Whitewaterinstruction.com presents a lesson on dealing with rocks from Shane Benedict.
Rarely is there a line on your favorite creek which doesn't incorporate at least one ill placed rock. Dealing with rocks and not letting them affect your plan is an important skill to learn and become comfortable with. Here are a few shots from Frankenstein, a classic rock jumble which has caused millions of bad lines because of some ill placed rocks. Shane takes a moment to explain the importance of carrying your momentum up and over the rock and keeping your eye on the prize while Robin Betz demonstrates near perfect form.
Once you get comfortable getting over rocks without them throwing you off line, feel free to start using them to spice things up a little. Here's international superstar Yonton Mehler demonstrating a beautiful rock spin.
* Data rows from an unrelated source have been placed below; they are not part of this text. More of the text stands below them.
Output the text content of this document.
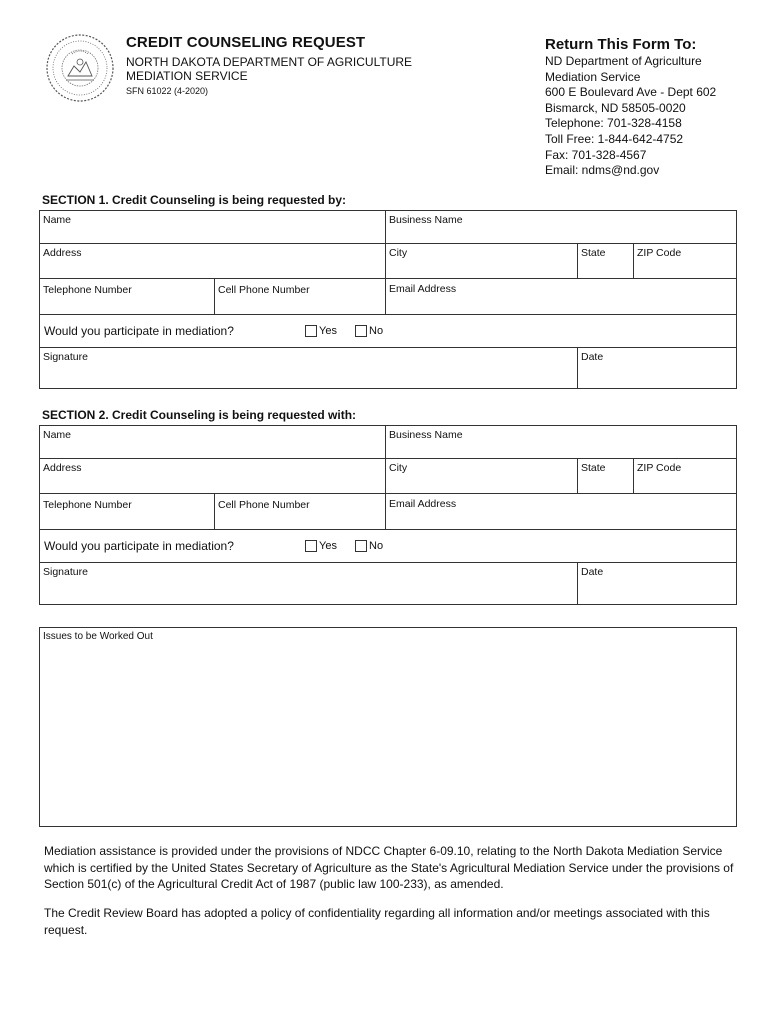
CREDIT COUNSELING REQUEST
NORTH DAKOTA DEPARTMENT OF AGRICULTURE
MEDIATION SERVICE
SFN 61022 (4-2020)
Return This Form To:
ND Department of Agriculture
Mediation Service
600 E Boulevard Ave - Dept 602
Bismarck, ND 58505-0020
Telephone: 701-328-4158
Toll Free: 1-844-642-4752
Fax: 701-328-4567
Email: ndms@nd.gov
SECTION 1. Credit Counseling is being requested by:
Name	Business Name
Address	City	State	ZIP Code
Telephone Number	Cell Phone Number	Email Address
Would you participate in mediation?	Yes	No
Signature	Date
SECTION 2. Credit Counseling is being requested with:
Name	Business Name
Address	City	State	ZIP Code
Telephone Number	Cell Phone Number	Email Address
Would you participate in mediation?	Yes	No
Signature	Date
Issues to be Worked Out
Mediation assistance is provided under the provisions of NDCC Chapter 6-09.10, relating to the North Dakota Mediation Service which is certified by the United States Secretary of Agriculture as the State's Agricultural Mediation Service under the provisions of Section 501(c) of the Agricultural Credit Act of 1987 (public law 100-233), as amended.
The Credit Review Board has adopted a policy of confidentiality regarding all information and/or meetings associated with this request.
One important aspect to keep in mind is to keep your hips loose and always lean into rocks if you get pushed sideways against them. Frankenstein has some classic pin spots and the key to success in a rapid like this is to keep moving and never give the water a chance to load up on your boat when there's a rock blocking your escape on the other side.
The biggest thing in learning to deal with rocks is actually knowing what is going to happen when you and your boat interact with rocks. The only way you are going to learn is to mess around with them. Thats why boofing, sliding, spinning, and glancing off of lots of rocks on your normal run is going to make you a better paddler. Its that repetition of banging around in the rocks thats going to teach you how to deal with them.
Mefford is using a correction stroke here to account for the deflection the rock is delivering.
In a general sense I think of rocks as being another river feature like a wave, or a hole. The rock is going to try to deflect you just like a pillow, or diagonal wave.